I see a lot of comments from people who doesn't like him who say that he uses too much rubato or that Chopin "should" be played in a more restrained, even manner, without big and "too expressive" phrasing. However, after having grown accustomed to Cortot's way of playing I feel that I find more and more modern recordings very sterile and boring, and very samey (can't tell pianists apart), while he has an instantly recognizable personality in his playing. I'm not saying Cortot is the only alternative though, there are a lot of great recordings of the Ballades out there that I love.
But onto the topic, what would happen if more pianists started to play more in his "unconventional" manner? How would critics and audience react to this spontaneous, improvised and sensitive way of playing Chopin? Would the pianist be dismissed as an idiot who forgot to bring his metronome and rejected for not following the "conventional" way of playing Chopin? Would it hurt to return a bit to the manners of his (Cortot's) era of pianism?
I might sound ignorant but I'm just curious 
I like your question, but just on instinct, I reject the notion that those who play freely, or with personality, are ignored these days.
To best answer it, you should ask yourself, who are the highest regarded Chopin players of today, and how is their playing? In other words, start at the top, not at what a teacher said, or what you heard in a masterclass, or what the latest winner of Blah Blah International Competition plays.
I suspect you may find, taking this approach, that performers are not as constrained as you think. We're so bombarded with recordings of the same pieces, it is easy to forget the all those are going to be forgotten, and only the best will stand out.
how many pianists were playing at the time of Cortot? Not as many as today, probably, but a damn lot. History filtered them out, leaving only a few of his generation to stand the test of time.
That said, my personal view of Cortot is a
bon vivant who happened to play piano. He obviously didn't kill himself practicing, and made up for it with a superlatively suave and charming personality (both at the keyboard and away), and with manipulating the technology of the day brilliantly.

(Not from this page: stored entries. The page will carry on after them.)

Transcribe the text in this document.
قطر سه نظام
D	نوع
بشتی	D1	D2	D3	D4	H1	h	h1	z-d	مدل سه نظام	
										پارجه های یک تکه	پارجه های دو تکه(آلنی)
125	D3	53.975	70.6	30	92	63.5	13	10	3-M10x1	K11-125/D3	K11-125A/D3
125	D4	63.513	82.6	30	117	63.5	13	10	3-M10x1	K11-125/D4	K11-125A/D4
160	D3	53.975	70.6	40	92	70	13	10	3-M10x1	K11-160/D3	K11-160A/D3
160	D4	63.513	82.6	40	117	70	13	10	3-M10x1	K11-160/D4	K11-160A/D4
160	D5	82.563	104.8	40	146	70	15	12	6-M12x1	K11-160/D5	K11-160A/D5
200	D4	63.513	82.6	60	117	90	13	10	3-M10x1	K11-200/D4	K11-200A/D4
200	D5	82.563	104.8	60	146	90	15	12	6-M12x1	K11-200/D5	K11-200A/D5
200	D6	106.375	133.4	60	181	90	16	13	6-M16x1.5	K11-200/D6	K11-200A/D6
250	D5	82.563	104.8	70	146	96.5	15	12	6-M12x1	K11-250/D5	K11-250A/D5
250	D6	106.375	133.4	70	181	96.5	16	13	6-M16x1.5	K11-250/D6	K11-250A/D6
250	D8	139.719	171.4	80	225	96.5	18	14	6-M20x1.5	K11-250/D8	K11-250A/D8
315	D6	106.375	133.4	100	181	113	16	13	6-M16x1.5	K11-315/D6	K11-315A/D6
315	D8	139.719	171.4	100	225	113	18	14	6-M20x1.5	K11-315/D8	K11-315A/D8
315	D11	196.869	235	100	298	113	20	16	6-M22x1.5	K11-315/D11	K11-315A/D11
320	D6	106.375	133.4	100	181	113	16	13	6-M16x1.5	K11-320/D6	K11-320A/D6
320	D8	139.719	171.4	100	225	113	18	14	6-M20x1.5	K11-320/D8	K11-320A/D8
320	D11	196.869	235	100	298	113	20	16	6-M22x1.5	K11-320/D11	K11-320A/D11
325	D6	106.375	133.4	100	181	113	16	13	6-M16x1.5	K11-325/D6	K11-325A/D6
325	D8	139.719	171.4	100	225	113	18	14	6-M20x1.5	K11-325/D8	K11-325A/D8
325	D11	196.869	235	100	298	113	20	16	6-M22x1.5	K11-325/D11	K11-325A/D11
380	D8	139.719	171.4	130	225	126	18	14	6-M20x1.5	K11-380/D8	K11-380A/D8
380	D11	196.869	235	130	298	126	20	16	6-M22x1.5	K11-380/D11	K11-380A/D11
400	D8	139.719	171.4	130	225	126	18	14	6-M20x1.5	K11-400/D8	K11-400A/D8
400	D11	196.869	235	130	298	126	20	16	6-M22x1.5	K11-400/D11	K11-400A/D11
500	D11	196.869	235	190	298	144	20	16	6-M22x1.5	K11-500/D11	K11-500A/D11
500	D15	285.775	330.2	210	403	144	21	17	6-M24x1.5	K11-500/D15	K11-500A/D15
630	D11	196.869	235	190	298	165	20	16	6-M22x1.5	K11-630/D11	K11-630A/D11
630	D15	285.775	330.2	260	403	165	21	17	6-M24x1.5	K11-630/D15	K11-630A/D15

I think it was Zimmerman who said he listened to remastered Cortot recordings, only to find that he was faking his way through the entire set of Chopin etudes. But then he realized, that it was part of Cortot's genius, to play to the primitive microphones in such a way that you couldn't tell, and that the thrust of the music was so powerful and clear.
About "returning to manners:" the conventions that spring up in any era are a product of that era. I've heard people advocate breaking the bass note and treble, just because it was done in the past. That is not a sufficient reason. Anything we do for expressive effect has to be able to be understood by the people we are playing to. Just to imitate recordings is really not enough.